The introduction

Share some file upload bypass ideas, the following content contains actual combat pictures, so the code will be very serious, can see more text expression; This article is only used for exchange and learning. Any direct or indirect consequences and losses caused by the dissemination and use of the information provided in this article shall be borne by the user himself, and the author of this article shall not assume any responsibility.

Case a

When a project is infiltrated, you can add a character to the PNG suffix to know that the upload point is a whitelist upload point, which cannot be bypassed normally

The interface name is UploadImg, and the interface is used for uploading pictures. According to the custom of development, there is no interface such as Temp, test, etc. Then, fuzz is used to find the existing upload interface (File), but the interface (File) still has restrictions on uploading files, which needs to be bypged.

Because the blacklist restriction is not strict enough, after several attempts of pseudo suffixes, it is found that the. Cer suffix can bypass the restriction and be resolved

And then getShell into the Intranet, the following operations will not be said.

Many teachers see white list uploaded can think this upload point enough safety, unable to bypass, but actually otherwise, in the presence of multiple upload interface, may exist do not limited or restricted strictly upload point does not necessarily, the key is how do we find these interfaces, when there is a limit in the interface, how to go around, Here is another example related to interface bypassing.

Case 2

Upload_2018.php interface whitelist upload.
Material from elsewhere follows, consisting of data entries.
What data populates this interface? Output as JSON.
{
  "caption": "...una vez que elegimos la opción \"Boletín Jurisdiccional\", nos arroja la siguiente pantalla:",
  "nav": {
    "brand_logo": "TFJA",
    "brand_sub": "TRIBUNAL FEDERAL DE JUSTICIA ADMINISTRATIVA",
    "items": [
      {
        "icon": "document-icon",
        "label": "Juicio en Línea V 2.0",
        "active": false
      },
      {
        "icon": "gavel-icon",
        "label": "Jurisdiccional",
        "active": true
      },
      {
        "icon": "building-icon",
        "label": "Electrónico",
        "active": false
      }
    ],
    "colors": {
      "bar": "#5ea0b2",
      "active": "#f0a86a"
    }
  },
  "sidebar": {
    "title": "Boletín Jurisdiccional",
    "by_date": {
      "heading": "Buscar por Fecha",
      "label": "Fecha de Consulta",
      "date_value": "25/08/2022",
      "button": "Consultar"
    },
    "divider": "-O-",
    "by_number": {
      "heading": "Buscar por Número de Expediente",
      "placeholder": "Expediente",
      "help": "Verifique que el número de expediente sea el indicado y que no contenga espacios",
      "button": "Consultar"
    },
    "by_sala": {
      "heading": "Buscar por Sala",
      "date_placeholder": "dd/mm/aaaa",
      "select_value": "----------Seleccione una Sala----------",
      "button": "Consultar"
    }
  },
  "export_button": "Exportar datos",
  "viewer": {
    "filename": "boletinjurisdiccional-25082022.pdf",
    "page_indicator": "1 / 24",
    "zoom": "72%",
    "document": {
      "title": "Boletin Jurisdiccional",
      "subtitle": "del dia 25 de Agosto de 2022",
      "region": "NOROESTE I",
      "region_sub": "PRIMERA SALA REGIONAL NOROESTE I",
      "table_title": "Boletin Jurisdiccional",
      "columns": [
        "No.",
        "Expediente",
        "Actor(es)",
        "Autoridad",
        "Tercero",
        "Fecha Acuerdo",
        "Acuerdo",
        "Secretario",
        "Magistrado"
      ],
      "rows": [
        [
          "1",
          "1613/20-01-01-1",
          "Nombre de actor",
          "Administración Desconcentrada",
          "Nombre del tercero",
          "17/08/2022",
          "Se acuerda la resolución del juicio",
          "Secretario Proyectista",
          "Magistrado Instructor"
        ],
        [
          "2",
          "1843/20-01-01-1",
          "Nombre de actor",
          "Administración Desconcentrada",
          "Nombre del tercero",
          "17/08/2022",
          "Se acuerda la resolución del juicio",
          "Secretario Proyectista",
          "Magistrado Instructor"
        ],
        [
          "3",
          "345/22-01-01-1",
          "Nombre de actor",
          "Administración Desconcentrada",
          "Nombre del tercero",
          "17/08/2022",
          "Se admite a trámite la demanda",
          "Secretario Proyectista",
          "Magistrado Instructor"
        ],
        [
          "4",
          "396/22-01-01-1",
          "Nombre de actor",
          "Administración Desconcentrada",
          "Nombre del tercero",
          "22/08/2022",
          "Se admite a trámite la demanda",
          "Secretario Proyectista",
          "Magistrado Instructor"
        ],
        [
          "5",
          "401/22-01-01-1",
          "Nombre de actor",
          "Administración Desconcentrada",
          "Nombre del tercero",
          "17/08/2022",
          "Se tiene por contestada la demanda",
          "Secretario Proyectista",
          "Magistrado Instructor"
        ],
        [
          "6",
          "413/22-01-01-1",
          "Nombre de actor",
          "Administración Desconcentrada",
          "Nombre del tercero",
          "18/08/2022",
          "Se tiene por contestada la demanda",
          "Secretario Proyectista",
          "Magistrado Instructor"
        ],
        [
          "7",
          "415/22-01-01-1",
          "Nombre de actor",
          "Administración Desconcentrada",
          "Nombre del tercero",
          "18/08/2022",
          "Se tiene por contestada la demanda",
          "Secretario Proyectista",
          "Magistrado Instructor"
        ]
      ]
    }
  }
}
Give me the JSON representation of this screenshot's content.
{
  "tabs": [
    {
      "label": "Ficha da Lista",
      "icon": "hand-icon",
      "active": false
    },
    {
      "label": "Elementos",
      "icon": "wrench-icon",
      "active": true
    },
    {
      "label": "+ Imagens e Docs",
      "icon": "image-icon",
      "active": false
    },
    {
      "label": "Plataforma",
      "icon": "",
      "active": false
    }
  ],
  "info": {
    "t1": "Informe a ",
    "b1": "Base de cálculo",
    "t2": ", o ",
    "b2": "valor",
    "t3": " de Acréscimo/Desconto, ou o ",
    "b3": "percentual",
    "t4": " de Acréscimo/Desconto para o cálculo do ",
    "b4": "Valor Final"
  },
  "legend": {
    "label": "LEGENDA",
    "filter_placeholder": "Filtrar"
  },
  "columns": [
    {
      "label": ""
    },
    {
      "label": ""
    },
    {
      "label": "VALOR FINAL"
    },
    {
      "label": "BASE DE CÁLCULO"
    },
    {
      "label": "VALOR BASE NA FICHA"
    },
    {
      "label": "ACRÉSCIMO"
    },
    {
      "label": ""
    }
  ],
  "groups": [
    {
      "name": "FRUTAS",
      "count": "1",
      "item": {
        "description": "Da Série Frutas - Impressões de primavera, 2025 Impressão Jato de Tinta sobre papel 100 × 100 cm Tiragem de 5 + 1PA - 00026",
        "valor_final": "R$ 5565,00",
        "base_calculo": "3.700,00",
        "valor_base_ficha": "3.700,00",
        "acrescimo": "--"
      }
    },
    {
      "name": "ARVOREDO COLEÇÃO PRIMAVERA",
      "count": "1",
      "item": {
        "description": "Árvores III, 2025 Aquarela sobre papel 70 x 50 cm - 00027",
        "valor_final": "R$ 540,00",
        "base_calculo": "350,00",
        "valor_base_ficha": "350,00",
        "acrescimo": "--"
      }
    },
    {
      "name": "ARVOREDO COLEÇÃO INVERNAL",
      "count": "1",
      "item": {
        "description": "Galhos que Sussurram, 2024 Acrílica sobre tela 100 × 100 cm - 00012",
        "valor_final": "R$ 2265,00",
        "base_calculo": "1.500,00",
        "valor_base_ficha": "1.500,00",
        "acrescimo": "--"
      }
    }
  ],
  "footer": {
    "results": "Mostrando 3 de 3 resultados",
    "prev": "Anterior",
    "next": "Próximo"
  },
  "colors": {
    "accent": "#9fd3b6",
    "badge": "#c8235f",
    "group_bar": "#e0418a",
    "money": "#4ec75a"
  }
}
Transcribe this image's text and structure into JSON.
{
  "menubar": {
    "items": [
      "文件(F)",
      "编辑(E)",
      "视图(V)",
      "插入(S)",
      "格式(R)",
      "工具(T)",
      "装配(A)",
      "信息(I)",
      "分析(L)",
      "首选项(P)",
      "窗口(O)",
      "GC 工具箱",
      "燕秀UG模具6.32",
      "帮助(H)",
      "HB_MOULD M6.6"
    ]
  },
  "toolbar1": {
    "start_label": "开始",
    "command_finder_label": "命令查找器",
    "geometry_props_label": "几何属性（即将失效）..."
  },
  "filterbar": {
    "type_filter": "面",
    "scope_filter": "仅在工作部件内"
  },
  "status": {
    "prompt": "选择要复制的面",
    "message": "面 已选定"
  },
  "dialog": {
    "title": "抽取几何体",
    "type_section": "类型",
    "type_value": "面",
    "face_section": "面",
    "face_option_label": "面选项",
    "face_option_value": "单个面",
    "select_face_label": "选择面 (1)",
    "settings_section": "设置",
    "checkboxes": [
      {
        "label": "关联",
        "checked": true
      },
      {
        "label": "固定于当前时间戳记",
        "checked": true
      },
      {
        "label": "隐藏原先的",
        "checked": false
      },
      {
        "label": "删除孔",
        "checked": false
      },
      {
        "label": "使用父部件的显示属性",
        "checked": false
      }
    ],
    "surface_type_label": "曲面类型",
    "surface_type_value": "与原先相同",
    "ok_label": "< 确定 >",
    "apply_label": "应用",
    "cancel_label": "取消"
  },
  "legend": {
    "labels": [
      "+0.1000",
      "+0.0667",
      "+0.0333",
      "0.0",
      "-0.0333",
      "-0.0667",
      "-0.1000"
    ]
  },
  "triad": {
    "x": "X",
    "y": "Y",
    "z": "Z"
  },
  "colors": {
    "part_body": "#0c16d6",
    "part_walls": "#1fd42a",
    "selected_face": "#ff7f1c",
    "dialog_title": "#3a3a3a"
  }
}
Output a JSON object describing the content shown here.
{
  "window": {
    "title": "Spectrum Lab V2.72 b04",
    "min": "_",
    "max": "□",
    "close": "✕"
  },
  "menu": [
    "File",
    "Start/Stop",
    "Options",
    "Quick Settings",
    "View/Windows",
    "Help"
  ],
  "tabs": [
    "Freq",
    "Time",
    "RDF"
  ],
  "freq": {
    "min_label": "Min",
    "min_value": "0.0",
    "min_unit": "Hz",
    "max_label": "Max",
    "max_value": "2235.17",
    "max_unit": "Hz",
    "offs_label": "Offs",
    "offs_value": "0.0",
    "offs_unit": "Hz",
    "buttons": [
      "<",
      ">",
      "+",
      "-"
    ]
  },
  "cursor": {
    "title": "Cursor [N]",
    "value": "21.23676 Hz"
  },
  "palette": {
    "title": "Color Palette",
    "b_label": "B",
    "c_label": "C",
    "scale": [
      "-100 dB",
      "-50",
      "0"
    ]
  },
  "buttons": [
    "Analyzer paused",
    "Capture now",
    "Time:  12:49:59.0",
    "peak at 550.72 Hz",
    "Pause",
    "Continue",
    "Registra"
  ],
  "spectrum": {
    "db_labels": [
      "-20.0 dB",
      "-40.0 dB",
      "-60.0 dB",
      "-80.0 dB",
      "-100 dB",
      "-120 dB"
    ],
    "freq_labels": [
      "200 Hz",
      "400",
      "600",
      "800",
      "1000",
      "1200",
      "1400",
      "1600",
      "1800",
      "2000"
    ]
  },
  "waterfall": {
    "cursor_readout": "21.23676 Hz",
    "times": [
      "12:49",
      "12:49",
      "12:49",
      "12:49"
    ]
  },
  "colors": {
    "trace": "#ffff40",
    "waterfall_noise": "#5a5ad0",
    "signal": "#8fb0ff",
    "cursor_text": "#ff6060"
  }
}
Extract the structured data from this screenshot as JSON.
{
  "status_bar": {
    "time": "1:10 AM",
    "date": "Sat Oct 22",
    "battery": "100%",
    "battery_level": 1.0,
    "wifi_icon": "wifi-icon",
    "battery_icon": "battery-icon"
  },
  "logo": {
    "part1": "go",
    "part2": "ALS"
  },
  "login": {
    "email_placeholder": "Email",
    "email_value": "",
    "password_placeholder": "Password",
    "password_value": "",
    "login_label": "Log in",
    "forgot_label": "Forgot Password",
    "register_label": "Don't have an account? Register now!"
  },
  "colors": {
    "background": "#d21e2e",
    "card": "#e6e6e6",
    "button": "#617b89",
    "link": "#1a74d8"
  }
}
In normal cases, changing the suffix will cause upload failure, as follows

After further testing, multiple upload interfaces were found. Deleting _2018 used the Upload interface to upload files, causing any file to be uploaded

Waf (a message cloud) is found during shell transmission, which needs to be further bypassed.

By looking for the real IP of the domain name, using the real IP for file upload, bypass the WAF restrictions, in order to prevent anyone interested, here directly to the IP code to play covered, just in case.

Most of the time have some development for the sake of convenience, in the deployment upload interface not rigorous restriction with or simply do not limited, as a result, once has been handed a shell to bypass the restrictions, can lead to serious consequences, of course, we can find some temp, test upload this kind of interface, because such interfaces are mostly used as a test in the process of development, This interface is almost unlimited upload file type, we can also find some API documentation upload interface discovery, which may be a surprise

Case 3

This is a file upload type that transfers images to Base64, bypassing the following:

Through packet capture, it was found that the image was uploaded based on Base64. After observing the data package, it was found that any file could be uploaded by changing the content of upload_0 field

If the HTML page is successfully parsed, you can upload the shell to obtain permissions.

In a word, the shell upload found unable to execute the command, after the upload PHPinfo found its disable_functions, use a sla to bypass the limit, getshell

Case # 4

Nginx parsing vulnerability exploit, this vulnerability was dug a long time ago, this vulnerability should not exist now, only waF can be removed, this as a thinking development said:

A dot net found the target of a core system, by reconnaissance discovered a upload function, but upload interface have white list limit, and no other upload interface, because the shell site is important, must obtain, after digging through the leaks, found target nginx parsing loophole, combining with capturing the image upload some successful Intranet sites.

Other scenarios & summary

If there is an injection, we can use sqlMap’s –search parameter or SQLshell to search for the id number returned, and maybe we can find the shell address. In a recent attack and defense, we encountered this situation. Later, we used fuzz to find the complete shell path. In addition, at some time, the file can be uploaded across directories, so we can use.. / upload across directories, maybe in a few… / upload the shell to the root directory of the domain name. If the current upload folder does not have execution permission, then it is a good idea to upload the shell across the directory. In addition, if the upload directory is controllable and files can be uploaded to any directory, in the Linux scenario, we can upload an SSH secret key for remote login. If it is extreme, passwd and shadow files can be uploaded to overwrite system users, but the premise is that the permissions are large enough.

If you can’t cross directories and your site doesn’t have an injection, you can try to find a site log file, such as a generic e-cology log. There are regular log files like this, you can use burp to burst the log, and maybe you can find a shell path in the log file.

Then there is file inclusion and file reading. For file reading, shell addresses can be found by reading logs and configuration files, but the success rate is too low. As for file inclusion, except for the firing range and CTF, the actual combat has not been touched.

There is another tip about the use of burp, this is a real encounter, after uploading the shell, there is no return path, but through the HTTP history search shell name found the complete shell path, because the uploaded files, such as pictures, will always be displayed, this time you can first dot around the Web application. Load more packets, then search HTTP History for shell names, and you might be surprised.

Sometimes the upload blacklist is not strict, so we can use pseudo suffixes to bypass, not to mention the other many, the general idea is like this, when bypassing the restrictions to get shell, it always brings me fun, maybe this is why I like infiltration.